Sami Khedira über Hertha

…Herthas Klassenerhalt:
"Ich war es immer gewohnt, in anderen Tabellen-Regionen zu spielen. Aber am Ende des Tages ist Fußball Gewinnen. Wir waren in einer sehr, sehr schwierigen Situation und haben uns da selbst reingebracht. In der Quarantäne haben alle gesagt, dass wir keine Chance haben und absteigen werden. Ich bin stolz auf die Mannschaft, weil wir es geschafft haben. Wir haben - mit Pal und seinem Trainerteam, aber auch intern in der Mannschaft - einen Spirit entwickelt. Wir haben uns die Frage gestellt: Was wollen wir? Und was sind die Konsequenzen? Den Stempel des Abstiegs zu bekommen, weniger Gehalt, vielleicht keinen neuen Vertrag. Jeder Einzelne hat es kapiert. Wir haben einen Riesenkader, der einen Tick zu groß ist. Jeder hat Gas gegeben. Dieses Momentum zu sehen, ist schön. Ich bin stolz, dass ich meinen Teil beitragen konnte, diesen Mannschaftsgeist zu kreieren. Ich persönlich würde das nicht als Erfolg sehen.

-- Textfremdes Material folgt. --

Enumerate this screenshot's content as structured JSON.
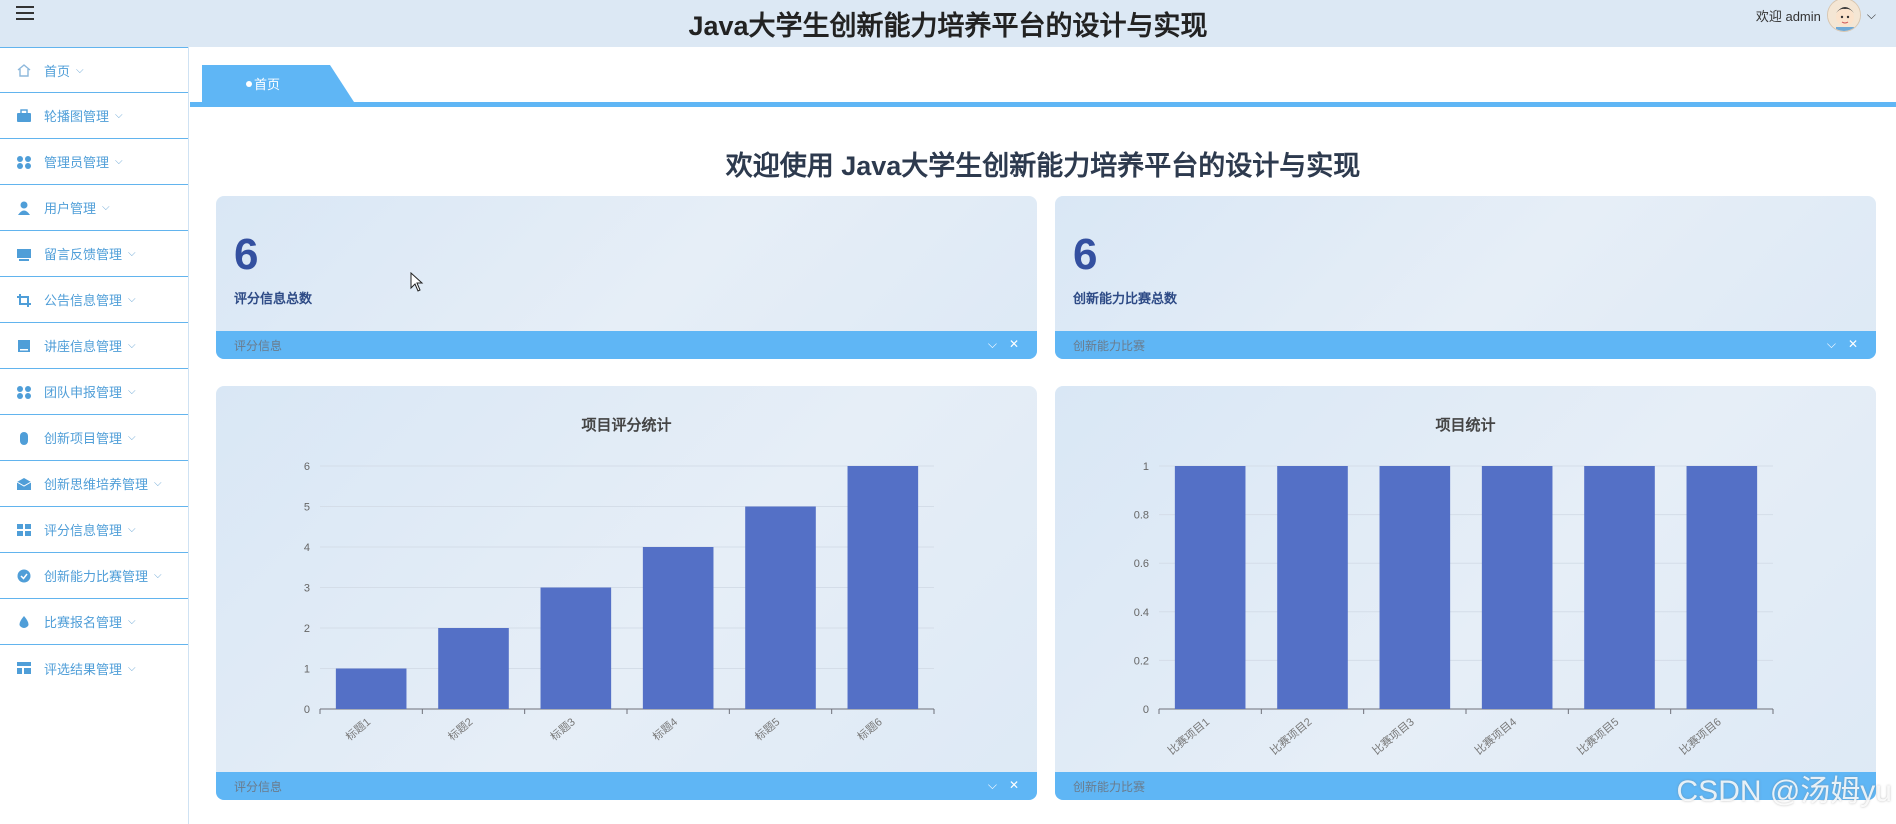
{
  "header": {
    "title": "Java大学生创新能力培养平台的设计与实现",
    "welcome_user": "欢迎 admin"
  },
  "sidebar": {
    "items": [
      {
        "label": "首页",
        "icon": "home-icon"
      },
      {
        "label": "轮播图管理",
        "icon": "briefcase-icon"
      },
      {
        "label": "管理员管理",
        "icon": "grid-icon"
      },
      {
        "label": "用户管理",
        "icon": "user-icon"
      },
      {
        "label": "留言反馈管理",
        "icon": "monitor-icon"
      },
      {
        "label": "公告信息管理",
        "icon": "crop-icon"
      },
      {
        "label": "讲座信息管理",
        "icon": "tablet-icon"
      },
      {
        "label": "团队申报管理",
        "icon": "grid-icon"
      },
      {
        "label": "创新项目管理",
        "icon": "mouse-icon"
      },
      {
        "label": "创新思维培养管理",
        "icon": "mail-icon"
      },
      {
        "label": "评分信息管理",
        "icon": "apps-icon"
      },
      {
        "label": "创新能力比赛管理",
        "icon": "check-circle-icon"
      },
      {
        "label": "比赛报名管理",
        "icon": "drop-icon"
      },
      {
        "label": "评选结果管理",
        "icon": "layout-icon"
      }
    ]
  },
  "tabs": [
    {
      "label": "首页"
    }
  ],
  "main": {
    "welcome": "欢迎使用 Java大学生创新能力培养平台的设计与实现",
    "stats": [
      {
        "value": "6",
        "label": "评分信息总数",
        "footer": "评分信息"
      },
      {
        "value": "6",
        "label": "创新能力比赛总数",
        "footer": "创新能力比赛"
      }
    ],
    "chart_footers": [
      "评分信息",
      "创新能力比赛"
    ]
  },
  "colors": {
    "bar": "#5470c6",
    "accent": "#5fb6f5",
    "sidebar_text": "#4f9ed8"
  },
  "chart_data": [
    {
      "type": "bar",
      "title": "项目评分统计",
      "categories": [
        "标题1",
        "标题2",
        "标题3",
        "标题4",
        "标题5",
        "标题6"
      ],
      "values": [
        1,
        2,
        3,
        4,
        5,
        6
      ],
      "yticks": [
        "0",
        "1",
        "2",
        "3",
        "4",
        "5",
        "6"
      ],
      "ylim": [
        0,
        6
      ]
    },
    {
      "type": "bar",
      "title": "项目统计",
      "categories": [
        "比赛项目1",
        "比赛项目2",
        "比赛项目3",
        "比赛项目4",
        "比赛项目5",
        "比赛项目6"
      ],
      "values": [
        1,
        1,
        1,
        1,
        1,
        1
      ],
      "yticks": [
        "0",
        "0.2",
        "0.4",
        "0.6",
        "0.8",
        "1"
      ],
      "ylim": [
        0,
        1
      ]
    }
  ],
  "watermark": "CSDN @汤姆yu"
}
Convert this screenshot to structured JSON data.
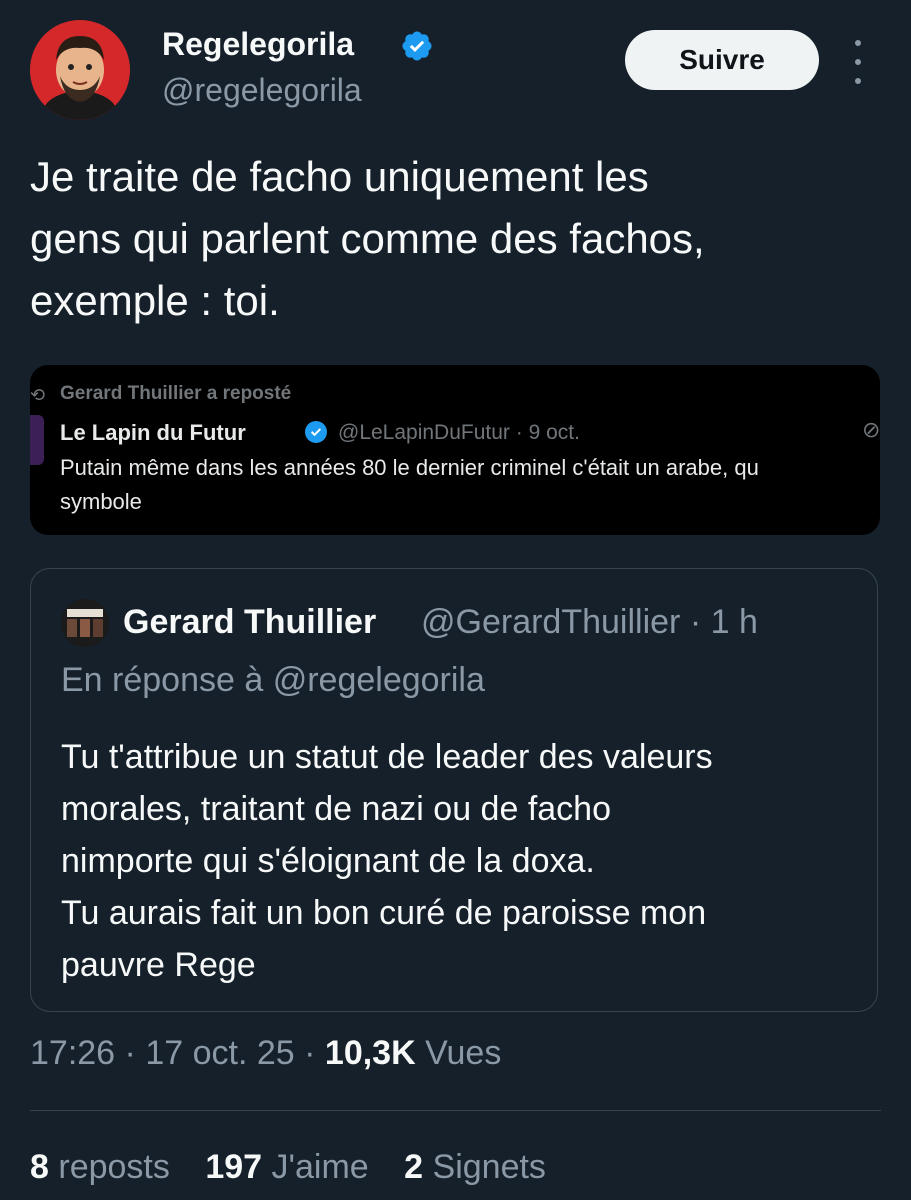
{
  "author": {
    "name": "Regelegorila",
    "handle": "@regelegorila",
    "verified": true
  },
  "actions": {
    "follow_label": "Suivre"
  },
  "tweet": {
    "text": "Je traite de facho uniquement les\ngens qui parlent comme des fachos,\nexemple : toi."
  },
  "media_screenshot": {
    "repost_line": "Gerard Thuillier a reposté",
    "name": "Le Lapin du Futur",
    "handle_time": "@LeLapinDuFutur · 9 oct.",
    "text_line1": "Putain même dans les années 80 le dernier criminel c'était un arabe, qu",
    "text_line2": "symbole"
  },
  "quote": {
    "name": "Gerard Thuillier",
    "handle": "@GerardThuillier",
    "sep": "·",
    "time": "1 h",
    "reply_to": "En réponse à @regelegorila",
    "text": "Tu t'attribue un statut de leader des valeurs\nmorales, traitant de nazi ou de facho\nnimporte qui s'éloignant de la doxa.\nTu aurais fait un bon curé de paroisse mon\npauvre Rege"
  },
  "meta": {
    "time": "17:26",
    "date": "17 oct. 25",
    "sep": "·",
    "views_count": "10,3K",
    "views_label": "Vues"
  },
  "stats": {
    "reposts_count": "8",
    "reposts_label": "reposts",
    "likes_count": "197",
    "likes_label": "J'aime",
    "bookmarks_count": "2",
    "bookmarks_label": "Signets"
  },
  "colors": {
    "background": "#15202b",
    "text": "#f7f9f9",
    "secondary": "#8b98a5",
    "verified": "#1d9bf0",
    "border": "#38444d"
  }
}
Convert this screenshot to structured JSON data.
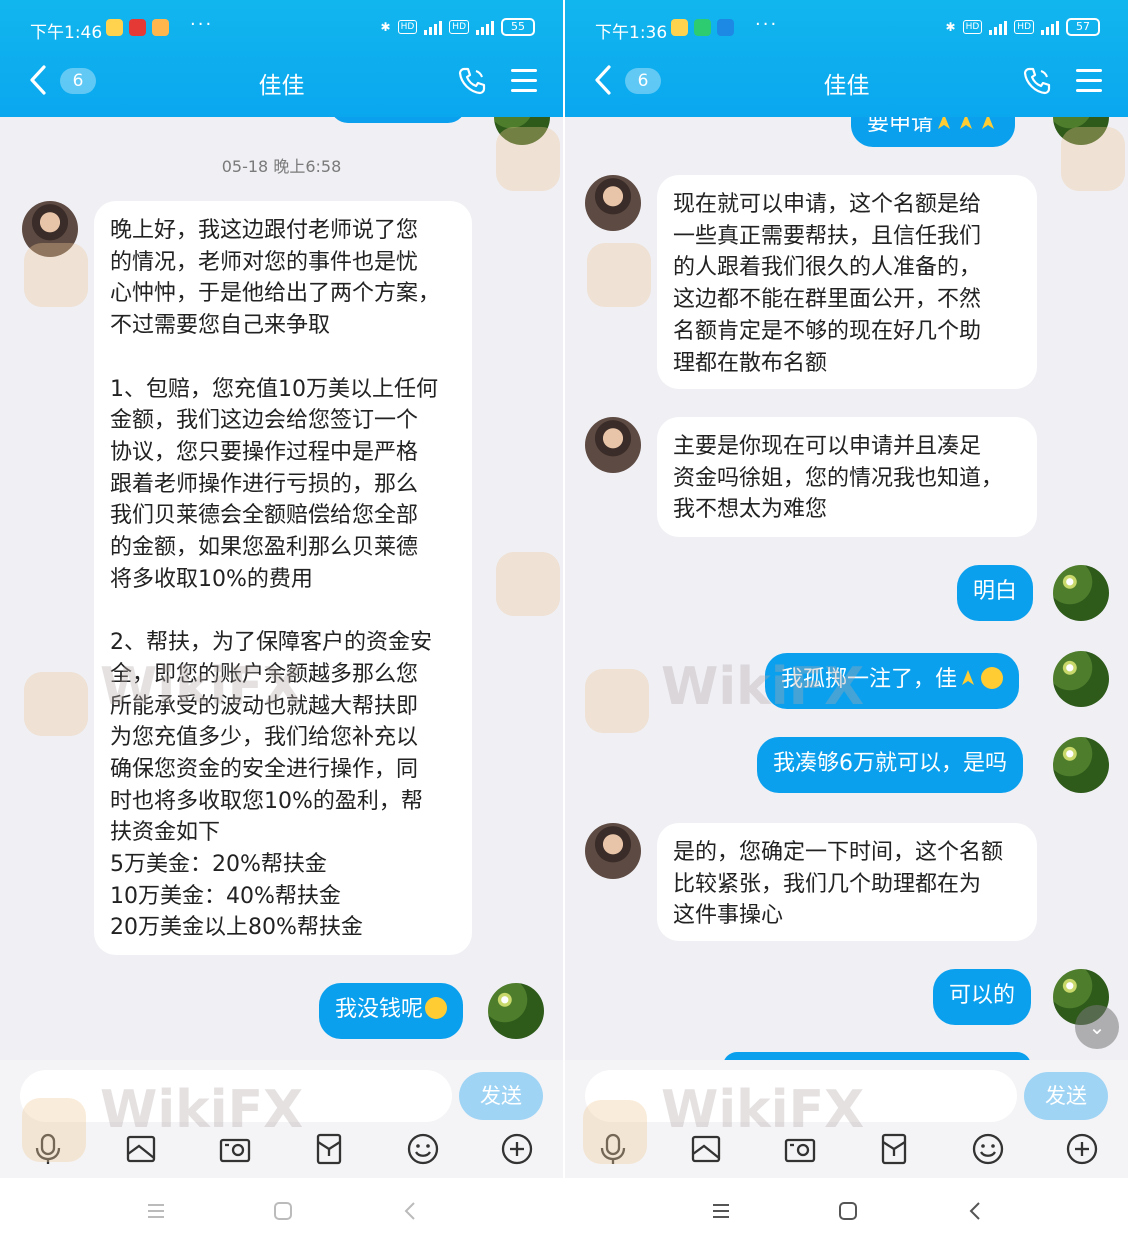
{
  "left": {
    "status": {
      "time": "下午1:46",
      "battery": "55"
    },
    "header": {
      "unread_badge": "6",
      "title": "佳佳"
    },
    "timestamp": "05-18 晚上6:58",
    "messages": [
      {
        "from": "them",
        "text": "晚上好，我这边跟付老师说了您\n的情况，老师对您的事件也是忧\n心忡忡，于是他给出了两个方案，\n不过需要您自己来争取\n\n1、包赔，您充值10万美以上任何\n金额，我们这边会给您签订一个\n协议，您只要操作过程中是严格\n跟着老师操作进行亏损的，那么\n我们贝莱德会全额赔偿给您全部\n的金额，如果您盈利那么贝莱德\n将多收取10%的费用\n\n2、帮扶，为了保障客户的资金安\n全，即您的账户余额越多那么您\n所能承受的波动也就越大帮扶即\n为您充值多少，我们给您补充以\n确保您资金的安全进行操作，同\n时也将多收取您10%的盈利，帮\n扶资金如下\n5万美金：20%帮扶金\n10万美金：40%帮扶金\n20万美金以上80%帮扶金"
      },
      {
        "from": "me",
        "text": "我没钱呢"
      }
    ],
    "send_label": "发送"
  },
  "right": {
    "status": {
      "time": "下午1:36",
      "battery": "57"
    },
    "header": {
      "unread_badge": "6",
      "title": "佳佳"
    },
    "partial_top": "要申请",
    "messages": [
      {
        "from": "them",
        "text": "现在就可以申请，这个名额是给\n一些真正需要帮扶，且信任我们\n的人跟着我们很久的人准备的，\n这边都不能在群里面公开，不然\n名额肯定是不够的现在好几个助\n理都在散布名额"
      },
      {
        "from": "them",
        "text": "主要是你现在可以申请并且凑足\n资金吗徐姐，您的情况我也知道，\n我不想太为难您"
      },
      {
        "from": "me",
        "text": "明白"
      },
      {
        "from": "me",
        "text": "我孤掷一注了，佳"
      },
      {
        "from": "me",
        "text": "我凑够6万就可以，是吗"
      },
      {
        "from": "them",
        "text": "是的，您确定一下时间，这个名额\n比较紧张，我们几个助理都在为\n这件事操心"
      },
      {
        "from": "me",
        "text": "可以的"
      }
    ],
    "send_label": "发送"
  },
  "watermark_text": "WikiFX",
  "icons": [
    "back-chevron-icon",
    "phone-icon",
    "menu-icon",
    "microphone-icon",
    "image-icon",
    "camera-icon",
    "red-packet-icon",
    "emoji-icon",
    "plus-icon"
  ],
  "colors": {
    "header": "#0aa7ef",
    "my_bubble": "#0aa0ee",
    "background": "#efeff4"
  }
}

Aber ich bin glücklich, dass ich meinen Teil beitragen durfte, dass Hertha die Klasse hält und die Chance hat, hier etwas aufzubauen und step by step höher zu kommen. Aber das ist ein langsamer Prozess. Es geht nicht sofort in der nächsten Saison, international zu kommen. Hertha muss langsam wachsen. Die Möglichkeiten sind da, die Strukturen werden geschaffen. Ich bin glücklich, zum ersten Teil in die hoffentlich richtige Richtung beigetragen zu haben."

…Fredi Bobic:
"Er ist eine Bereicherung für Hertha BSC und eine tolle Verpflichtung. Ich glaube, er wird hier mit seinem Team vieles bewirken."

"Dardai war für diese sechs Monate absolut der richtige Trainer"

…Pal Dardai:
"Ich habe mit ihm unheimlich gern zusammengearbeitet. Er ist sehr klar, sehr ehrlich, sehr selbstbewusst. Ich muss mich hier nicht hinstellen und sagen, Pal muss Trainer bleiben. Er weiß, was er will - und der Verein weiß, was er will. Pal hat die Mannschaft erreicht und aufgeweckt. Er war hart, er war lieb. Er war für diese sechs Monate absolut der richtige Trainer. Wie die Neuausrichtung ist, da habe ich kein Mitspracherecht. Deshalb möchte ich mich nicht daran beteiligen. Pal ist ein wunderbarer Mensch. Dass er dann hier auch in Zukunft der richtige Mann ist, das würde ich ihm wünschen und gönnen. Aber er ist sehr entspannt. Und er braucht kein Plädoyer von Sami Khedira - und er will das, glaube ich, auch nicht."